Era nessa altura que tudo se parecia compor como se houvesse um sonho dentro do sonho. Ou como se a vida fosse o sonho maior, uma dimensão imperceptível que aprisionava os sentidos a uma tremenda ilusão não revelada. Ou, que assim não fosse, mas que assim fosse desejado todo um percurso. No contraste entre os idílicos sonhos e os pungentes cenários que se desfraldavam em redor para os olhos acordados. No fundo, os olhos que pareciam acordados, mas os olhos não acordados, possuídos pela anestesia do sonho maior – do sonho contínuo, interminável. Dele irradiavam os sonhos menores, os sonhos que se renovam a cada noite em que o corpo cansado exige o lastro do sono. Do alto contraste entre os sonhos vários, ficava sem saber se de algum deles ecoava uma melodia tingida com as pétalas da realidade.

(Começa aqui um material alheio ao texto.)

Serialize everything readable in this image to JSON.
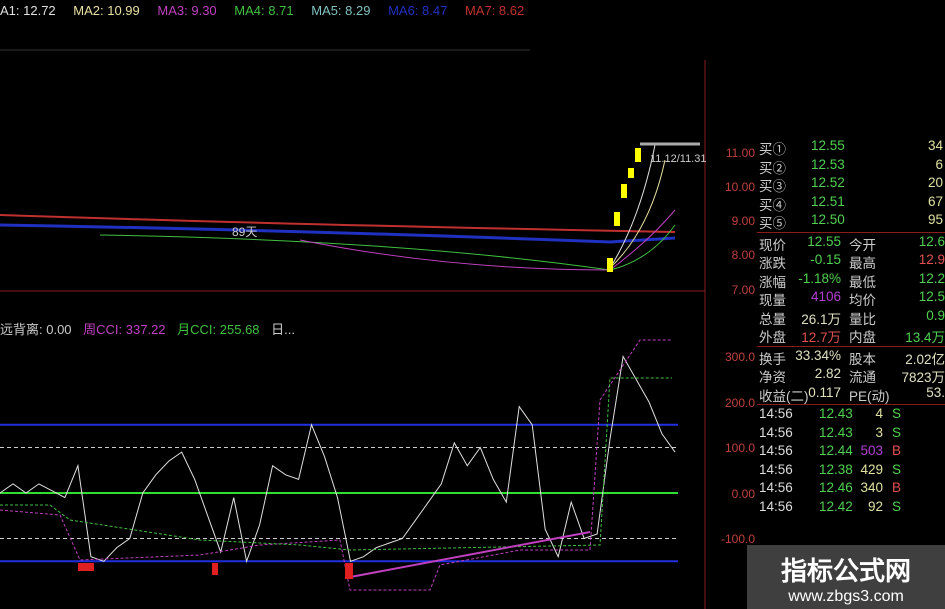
{
  "ma_bar": [
    {
      "label": "A1: 12.72",
      "color": "#e0e0e0"
    },
    {
      "label": "MA2: 10.99",
      "color": "#e8e0a0"
    },
    {
      "label": "MA3: 9.30",
      "color": "#c040c0"
    },
    {
      "label": "MA4: 8.71",
      "color": "#40c040"
    },
    {
      "label": "MA5: 8.29",
      "color": "#80c0c0"
    },
    {
      "label": "MA6: 8.47",
      "color": "#2030c0"
    },
    {
      "label": "MA7: 8.62",
      "color": "#c03030"
    }
  ],
  "indicator_bar": [
    {
      "label": "远背离: 0.00",
      "color": "#ccc"
    },
    {
      "label": "周CCI: 337.22",
      "color": "#c040c0"
    },
    {
      "label": "月CCI: 255.68",
      "color": "#40c040"
    },
    {
      "label": "日...",
      "color": "#ccc"
    }
  ],
  "price_annotation": "89天",
  "high_label": "11.12/11.31",
  "price_axis": [
    "11.00",
    "10.00",
    "9.00",
    "8.00",
    "7.00"
  ],
  "cci_axis": [
    "300.0",
    "200.0",
    "100.0",
    "0.00",
    "-100.0"
  ],
  "quote": {
    "bids": [
      {
        "label": "买①",
        "price": "12.55",
        "vol": "34"
      },
      {
        "label": "买②",
        "price": "12.53",
        "vol": "6"
      },
      {
        "label": "买③",
        "price": "12.52",
        "vol": "20"
      },
      {
        "label": "买④",
        "price": "12.51",
        "vol": "67"
      },
      {
        "label": "买⑤",
        "price": "12.50",
        "vol": "95"
      }
    ],
    "stats": [
      {
        "l1": "现价",
        "v1": "12.55",
        "c1": "#50d050",
        "l2": "今开",
        "v2": "12.6",
        "c2": "#50d050"
      },
      {
        "l1": "涨跌",
        "v1": "-0.15",
        "c1": "#50d050",
        "l2": "最高",
        "v2": "12.9",
        "c2": "#e05050"
      },
      {
        "l1": "涨幅",
        "v1": "-1.18%",
        "c1": "#50d050",
        "l2": "最低",
        "v2": "12.2",
        "c2": "#50d050"
      },
      {
        "l1": "现量",
        "v1": "4106",
        "c1": "#b040d0",
        "l2": "均价",
        "v2": "12.5",
        "c2": "#50d050"
      },
      {
        "l1": "总量",
        "v1": "26.1万",
        "c1": "#e0e0c0",
        "l2": "量比",
        "v2": "0.9",
        "c2": "#50d050"
      },
      {
        "l1": "外盘",
        "v1": "12.7万",
        "c1": "#e05050",
        "l2": "内盘",
        "v2": "13.4万",
        "c2": "#50d050"
      },
      {
        "l1": "换手",
        "v1": "33.34%",
        "c1": "#e0e0c0",
        "l2": "股本",
        "v2": "2.02亿",
        "c2": "#e0e0c0"
      },
      {
        "l1": "净资",
        "v1": "2.82",
        "c1": "#e0e0c0",
        "l2": "流通",
        "v2": "7823万",
        "c2": "#e0e0c0"
      },
      {
        "l1": "收益(二)",
        "v1": "0.117",
        "c1": "#e0e0c0",
        "l2": "PE(动)",
        "v2": "53.",
        "c2": "#e0e0c0"
      }
    ],
    "ticks": [
      {
        "t": "14:56",
        "p": "12.43",
        "v": "4",
        "s": "S",
        "vc": "#e0e0a0"
      },
      {
        "t": "14:56",
        "p": "12.43",
        "v": "3",
        "s": "S",
        "vc": "#e0e0a0"
      },
      {
        "t": "14:56",
        "p": "12.44",
        "v": "503",
        "s": "B",
        "vc": "#b040d0"
      },
      {
        "t": "14:56",
        "p": "12.38",
        "v": "429",
        "s": "S",
        "vc": "#e0e0a0"
      },
      {
        "t": "14:56",
        "p": "12.46",
        "v": "340",
        "s": "B",
        "vc": "#e0e0a0"
      },
      {
        "t": "14:56",
        "p": "12.42",
        "v": "92",
        "s": "S",
        "vc": "#e0e0a0"
      }
    ]
  },
  "watermark": {
    "title": "指标公式网",
    "url": "www.zbgs3.com"
  },
  "chart_data": {
    "type": "line",
    "title": "CCI",
    "ylim": [
      -200,
      350
    ],
    "series": [
      {
        "name": "CCI",
        "values": [
          0,
          20,
          0,
          20,
          5,
          -10,
          60,
          -140,
          -150,
          -120,
          -100,
          0,
          40,
          70,
          90,
          30,
          -50,
          -130,
          -10,
          -150,
          -70,
          60,
          40,
          30,
          150,
          80,
          -10,
          -150,
          -140,
          -120,
          -110,
          -100,
          -60,
          -20,
          20,
          110,
          60,
          100,
          30,
          -20,
          190,
          150,
          -80,
          -140,
          -20,
          -100,
          -90,
          120,
          300,
          250,
          200,
          130,
          90
        ]
      }
    ],
    "levels": [
      150,
      100,
      0,
      -100,
      -150
    ]
  }
}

Os sucessivos sonhos, os sonhos nos seus múltiplos desdobramentos, eram como círculos concêntricos. Problemas, ou promessas, nunca findados. Ramificações incessantes, num mapa complexo sem pontos cardeais. No caos instalado, os sonhos abraçavam-se em profusos ramos de onde nasciam outros ramos – sonhos com cores diferentes, personagens diferentes, afloramentos do sonho maior (a imaginada realidade, ou a realidade elevada ao patamar de imaginação), ou sonhos no seu contraste com o sonho maior, apenas ingredientes do sonho maior. A certa altura, uma constelação de sonhos, o ininteligível mapa do caos instalado. Todos os sonhos, um amplexo tomando conta do corpo inteiro, num asfixiante abraço. O corpo todo tomado pela miríade de sonhos, já impossível de distinguir entre a matéria onírica e a espessura do corpo.

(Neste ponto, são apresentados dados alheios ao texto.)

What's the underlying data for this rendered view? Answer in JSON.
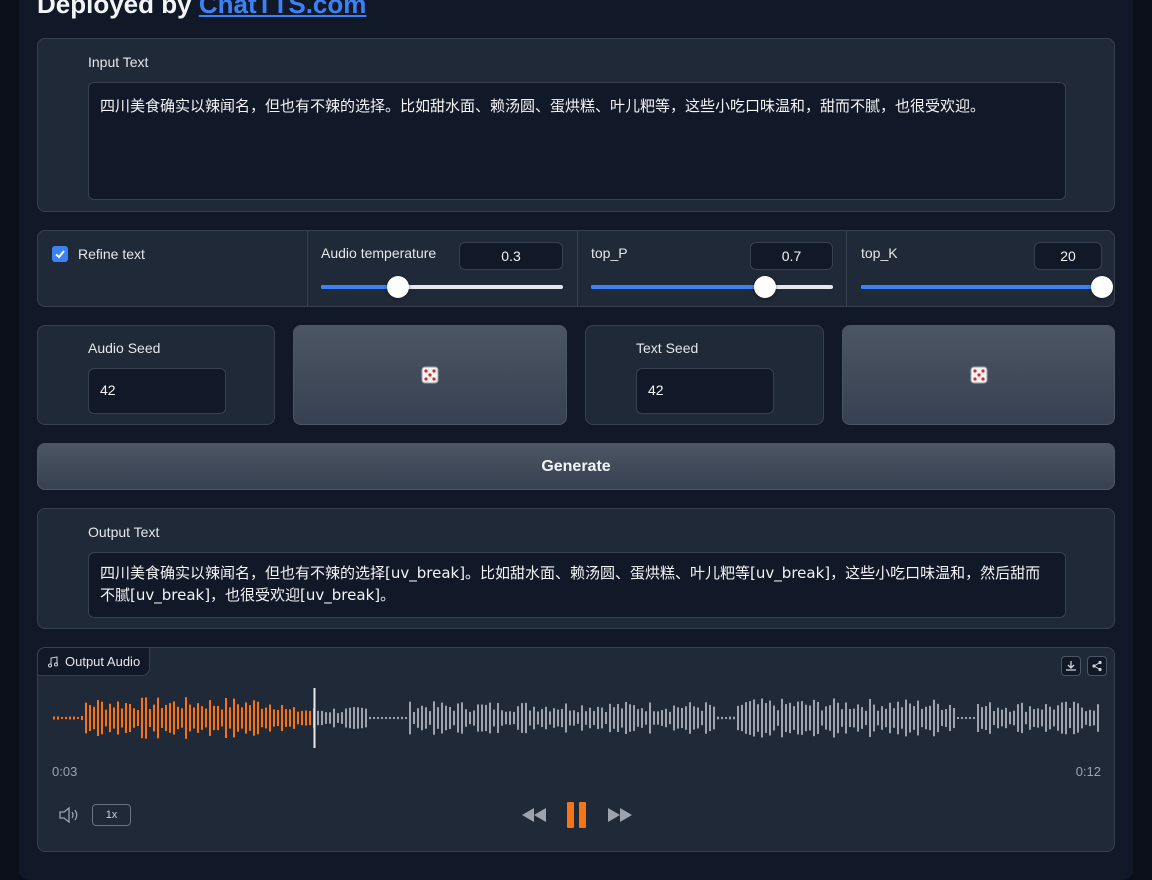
{
  "header": {
    "prefix": "Deployed by ",
    "link": "ChatTTS.com"
  },
  "input_text": {
    "label": "Input Text",
    "value": "四川美食确实以辣闻名，但也有不辣的选择。比如甜水面、赖汤圆、蛋烘糕、叶儿粑等，这些小吃口味温和，甜而不腻，也很受欢迎。"
  },
  "controls": {
    "refine_label": "Refine text",
    "refine_checked": true,
    "audio_temperature": {
      "label": "Audio temperature",
      "value": "0.3",
      "fraction": 0.32
    },
    "top_p": {
      "label": "top_P",
      "value": "0.7",
      "fraction": 0.72
    },
    "top_k": {
      "label": "top_K",
      "value": "20",
      "fraction": 1.0
    }
  },
  "seeds": {
    "audio_label": "Audio Seed",
    "audio_value": "42",
    "text_label": "Text Seed",
    "text_value": "42",
    "dice_icon": "dice-icon"
  },
  "generate_label": "Generate",
  "output_text": {
    "label": "Output Text",
    "value": "四川美食确实以辣闻名，但也有不辣的选择[uv_break]。比如甜水面、赖汤圆、蛋烘糕、叶儿粑等[uv_break]，这些小吃口味温和，然后甜而不腻[uv_break]，也很受欢迎[uv_break]。"
  },
  "audio": {
    "label": "Output Audio",
    "current_time": "0:03",
    "duration": "0:12",
    "playback_speed": "1x",
    "played_fraction": 0.25,
    "colors": {
      "played": "#f97316",
      "unplayed": "#9ca3af",
      "accent": "#3b82f6"
    }
  }
}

Sonhos, têm todos um sentido? Mas o que interessa a hermenêutica dos sonhos? Parece que a hermenêutica dos sonhos é a fábrica onde os sonhos se entregam no seu interminável desdobramento. Já sem saber onde termina o sonho, ou sem perceber se a hermenêutica tarefa não é ela mesma uma derivação do sonho que interpreta. Se calhar, os sonhos apenas se degustam. Não são matéria para demoradas exegeses. O sonho, sonha-se.